Perhaps I ought be ashamed, but initially, I was surprised at the eloquence of his writing (as a physician)...and then I read his wife's op-ed, and found out that he had a master's degree in literature. While the existence of the later should not preclude the shame I felt as a result of the earlier assumption, I think it does explain a bit.

Thank you for sharing this book.
 
Book came today and I read half of it in one sitting just now. What a great writer he was. Every bit of its written with a lot of verve and compassion but plainly and to the point, clearly with a sense of urgency to tell his story.
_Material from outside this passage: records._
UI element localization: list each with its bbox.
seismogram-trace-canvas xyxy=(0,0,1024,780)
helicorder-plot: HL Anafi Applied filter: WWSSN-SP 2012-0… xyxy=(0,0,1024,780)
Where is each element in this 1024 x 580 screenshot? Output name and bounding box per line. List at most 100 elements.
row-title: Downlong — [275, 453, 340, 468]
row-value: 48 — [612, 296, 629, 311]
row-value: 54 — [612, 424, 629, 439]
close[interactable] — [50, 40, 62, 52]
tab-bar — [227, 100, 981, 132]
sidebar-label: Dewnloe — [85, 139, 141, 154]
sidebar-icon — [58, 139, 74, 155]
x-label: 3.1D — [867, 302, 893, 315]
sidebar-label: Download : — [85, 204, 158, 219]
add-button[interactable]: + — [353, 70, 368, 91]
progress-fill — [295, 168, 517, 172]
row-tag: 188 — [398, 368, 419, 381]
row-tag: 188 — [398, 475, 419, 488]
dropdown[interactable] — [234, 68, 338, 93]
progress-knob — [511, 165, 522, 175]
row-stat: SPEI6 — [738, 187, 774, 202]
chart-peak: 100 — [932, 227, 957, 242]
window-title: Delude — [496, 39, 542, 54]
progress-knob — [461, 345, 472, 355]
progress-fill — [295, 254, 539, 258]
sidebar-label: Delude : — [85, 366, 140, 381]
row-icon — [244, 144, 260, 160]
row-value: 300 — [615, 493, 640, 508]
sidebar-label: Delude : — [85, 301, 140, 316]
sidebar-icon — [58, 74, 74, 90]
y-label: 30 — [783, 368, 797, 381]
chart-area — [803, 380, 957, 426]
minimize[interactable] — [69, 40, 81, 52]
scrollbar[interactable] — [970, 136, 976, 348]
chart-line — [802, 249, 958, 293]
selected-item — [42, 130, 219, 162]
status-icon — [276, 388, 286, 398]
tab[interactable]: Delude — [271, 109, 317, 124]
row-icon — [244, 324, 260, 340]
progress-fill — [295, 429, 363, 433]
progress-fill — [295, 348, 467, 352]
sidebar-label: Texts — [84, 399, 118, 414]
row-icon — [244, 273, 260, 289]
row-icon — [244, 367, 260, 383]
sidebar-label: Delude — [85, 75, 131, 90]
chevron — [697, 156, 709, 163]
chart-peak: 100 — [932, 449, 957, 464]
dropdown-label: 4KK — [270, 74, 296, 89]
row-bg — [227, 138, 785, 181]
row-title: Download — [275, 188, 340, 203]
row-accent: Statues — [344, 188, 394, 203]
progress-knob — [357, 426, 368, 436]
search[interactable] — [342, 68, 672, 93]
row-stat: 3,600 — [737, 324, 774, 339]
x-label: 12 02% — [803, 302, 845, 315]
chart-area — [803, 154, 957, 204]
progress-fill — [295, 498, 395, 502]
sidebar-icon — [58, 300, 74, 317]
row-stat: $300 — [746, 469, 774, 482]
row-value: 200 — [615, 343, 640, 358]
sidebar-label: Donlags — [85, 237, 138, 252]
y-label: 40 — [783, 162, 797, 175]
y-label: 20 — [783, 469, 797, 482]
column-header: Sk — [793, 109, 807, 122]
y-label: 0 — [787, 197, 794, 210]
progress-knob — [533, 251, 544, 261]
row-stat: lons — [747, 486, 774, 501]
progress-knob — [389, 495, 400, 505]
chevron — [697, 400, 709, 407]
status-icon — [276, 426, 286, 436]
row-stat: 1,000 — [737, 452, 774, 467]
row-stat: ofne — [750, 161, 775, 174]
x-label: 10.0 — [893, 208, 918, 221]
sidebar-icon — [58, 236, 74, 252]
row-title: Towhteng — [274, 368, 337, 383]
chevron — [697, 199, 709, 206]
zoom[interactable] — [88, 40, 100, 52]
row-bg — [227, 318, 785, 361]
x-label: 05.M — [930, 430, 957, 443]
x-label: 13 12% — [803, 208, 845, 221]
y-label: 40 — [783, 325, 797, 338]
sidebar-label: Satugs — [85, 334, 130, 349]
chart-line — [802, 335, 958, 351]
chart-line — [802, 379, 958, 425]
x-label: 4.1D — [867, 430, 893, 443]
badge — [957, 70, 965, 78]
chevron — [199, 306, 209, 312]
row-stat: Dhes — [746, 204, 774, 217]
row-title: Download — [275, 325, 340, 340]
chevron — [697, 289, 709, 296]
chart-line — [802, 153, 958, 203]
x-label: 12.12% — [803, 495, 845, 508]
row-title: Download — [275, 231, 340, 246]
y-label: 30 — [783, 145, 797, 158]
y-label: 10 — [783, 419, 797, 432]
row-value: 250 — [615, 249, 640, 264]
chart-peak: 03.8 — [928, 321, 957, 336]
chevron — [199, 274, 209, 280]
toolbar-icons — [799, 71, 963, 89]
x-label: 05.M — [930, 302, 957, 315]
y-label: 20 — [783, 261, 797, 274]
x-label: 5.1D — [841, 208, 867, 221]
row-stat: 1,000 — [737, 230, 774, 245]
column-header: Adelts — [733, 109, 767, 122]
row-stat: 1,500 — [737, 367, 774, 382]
Can't help but be moved by it and there is a lot to learn from him even.
 
This is my favorite paragraph from all of his articles -- it's referring to what message he would hope to send to his infant daughter:

"That message is simple: When you come to one of the many moments in life when you must give an account of yourself, provide a ledger of what you have been, and done, and meant to the world, do not, I pray, discount that you filled a dying man’s days with a sated joy, a joy unknown to me in all my prior years, a joy that does not hunger for more and more, but rests, satisfied. In this time, right now, that is an enormous thing."

I cry every time I read this. He had a beautiful way with words. 🙁
 
Just finished. Tragic and inspiring. And his wife writes as beautifully as he did.